Her fingers uncurled behind her back, but she did not move from where she stood.

"You concern yourself with how the people perceive the Jedi. I concern myself with what must be done. Power is not dictated by the approval of the masses, nor by their misconceptions, because I would remind you that Jutrand, the capital of the Sith Empire is more populated than your own ship, and if public perception was everything..."

She met his gaze, unflinching, letting him fill in the blanks.

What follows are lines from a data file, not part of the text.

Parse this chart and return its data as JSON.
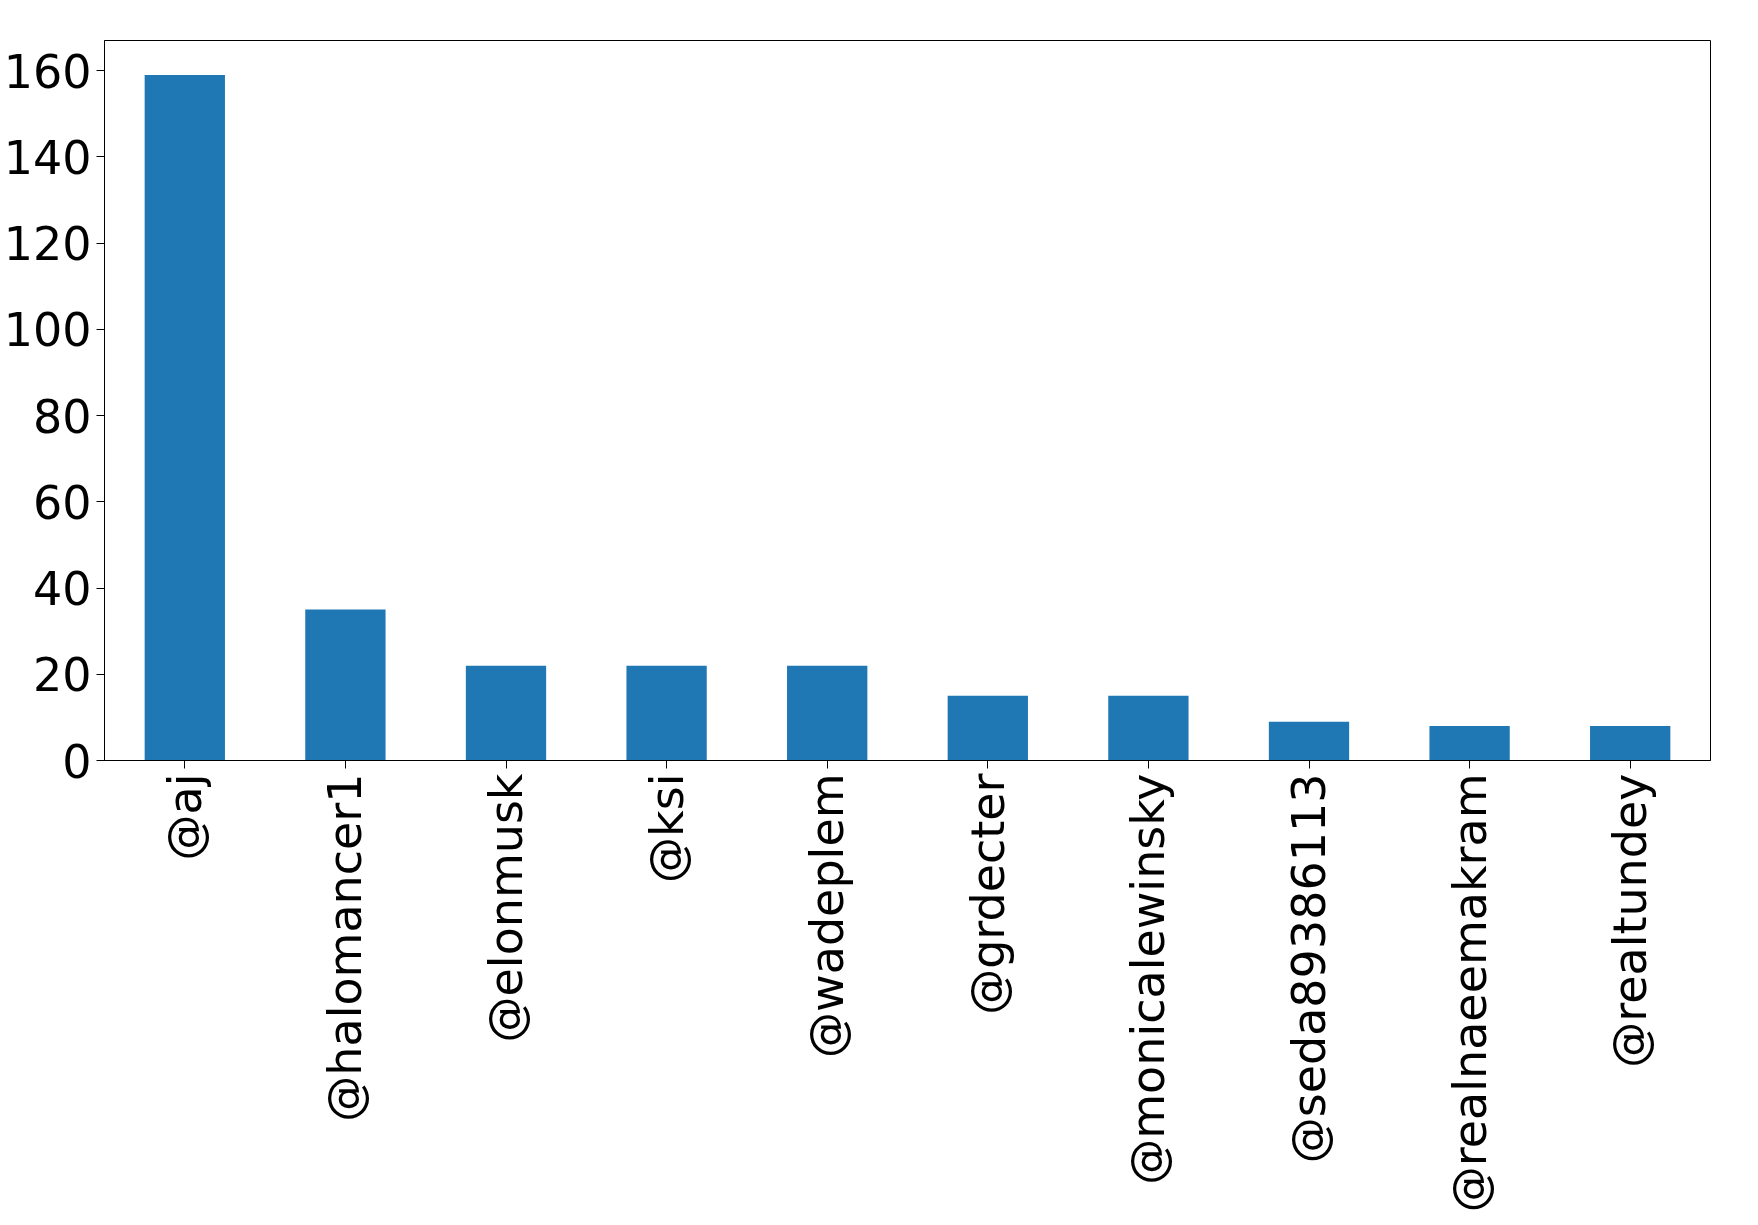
{
  "chart_data": {
    "type": "bar",
    "categories": [
      "@aj",
      "@halomancer1",
      "@elonmusk",
      "@ksi",
      "@wadeplem",
      "@grdecter",
      "@monicalewinsky",
      "@seda89386113",
      "@realnaeemakram",
      "@realtundey"
    ],
    "values": [
      159,
      35,
      22,
      22,
      22,
      15,
      15,
      9,
      8,
      8
    ],
    "color": "#1f77b4",
    "ylim": [
      0,
      167
    ],
    "yticks": [
      0,
      20,
      40,
      60,
      80,
      100,
      120,
      140,
      160
    ],
    "grid": false
  }
}
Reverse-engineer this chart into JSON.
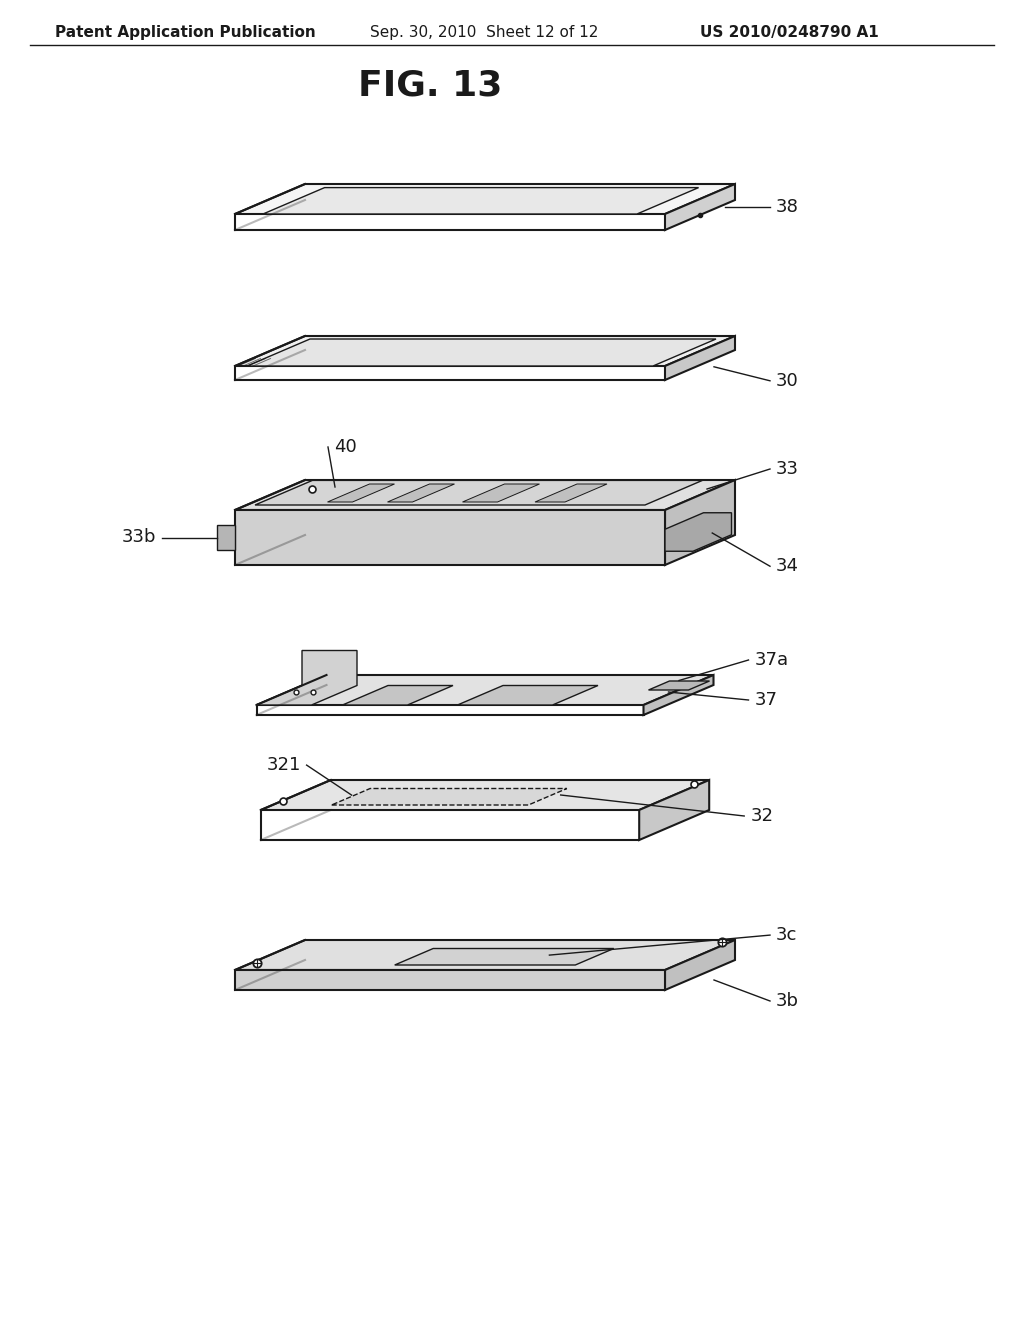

"The galaxy is broken, Fleet Captain. Shattered by weak hands that cling to old ideas, to false peace, to illusions of freedom that cannot be sustained. Before I can fix it, before I can shape it into something better, I must first master myself."

And when she did, she would send the galaxy trembling.

"You see me as a just another Jedi from Coruscant, Akratonos. That is your first mistake."

She turned, stepping back toward the entrance, her movements precise, deliberate. But just before the door opened, she cast one final glance over her shoulder.

"You fear what the people think. I do not. And that is why, in the end…"

A pause.

"I will succeed where you have already failed."
 
"Duty. Discipline. Serenity."

Post #5 – "Missed Calls"

Chapter One - A Return to the Temple
Max Akratonos Max Akratonos


In Transit, Ship
???

Ilaria paused, her back still turned to him, as his words settled into the air like the final note of a fading melody.

"Then you are no Jedi."

She did not react at first. Did not stiffen, did not whirl to face him in outrage. Instead, she let the silence stretch, let the moment hang, drawing it taut like a bowstring before finally cutting it loose.

Her voice, when it came, was quieter than before—but cold. Measured. The kind of quiet that warned of a storm just beyond the horizon.

"You misunderstand, Fleet Captain."

She turned just enough for her profile to be visible, the dim glow of the console catching against the sharp line of her cheekbone. Her emerald eyes, cool and unreadable, locked onto his with a gaze that carried no warmth.

"I am not a Jedi of Coruscant."

A pause.

"I uphold the true teachings of the Enclave. I walk the path of discipline, of mastery, of restraint—not the indulgence of emotion and hesitation that festers within the Temple. I am Jedi in ways they have long since abandoned."

Her hands slowly unclasped from behind her back, her posture still composed, but the shift was deliberate. A subtle, unspoken warning.

"But I will give you one warning, and I will only give it once."

Her voice did not rise. It did not need to.

"You will keep Saul Karath's name out of your mouth."

The words carried weight—finality. There was no threat, no need for one. Only certainty.

"Whatever you may think of my heritage, of my bloodline, of history itself—it is not yours to speak of."

She let the words settle. Let them take root.

And then, without another glance, she stepped forward, and the door hissed open before her.

She did not slam it shut behind her.

She did not need to.
-EXIT-​
 
Max might not be a jedi, but he understood what emotions meant to people. While on the streets of Corellia he had witnessed so many being devolve into anger, and violence, those who fought and stole. Then there were those who gave way to despair, many of whom turned to spice.

However, the ones that scared him the most were those who cut themselves off from everything, those were the true killers. They had nothing left behind their eyes.

Iliara's eyes nearly reminded him of them.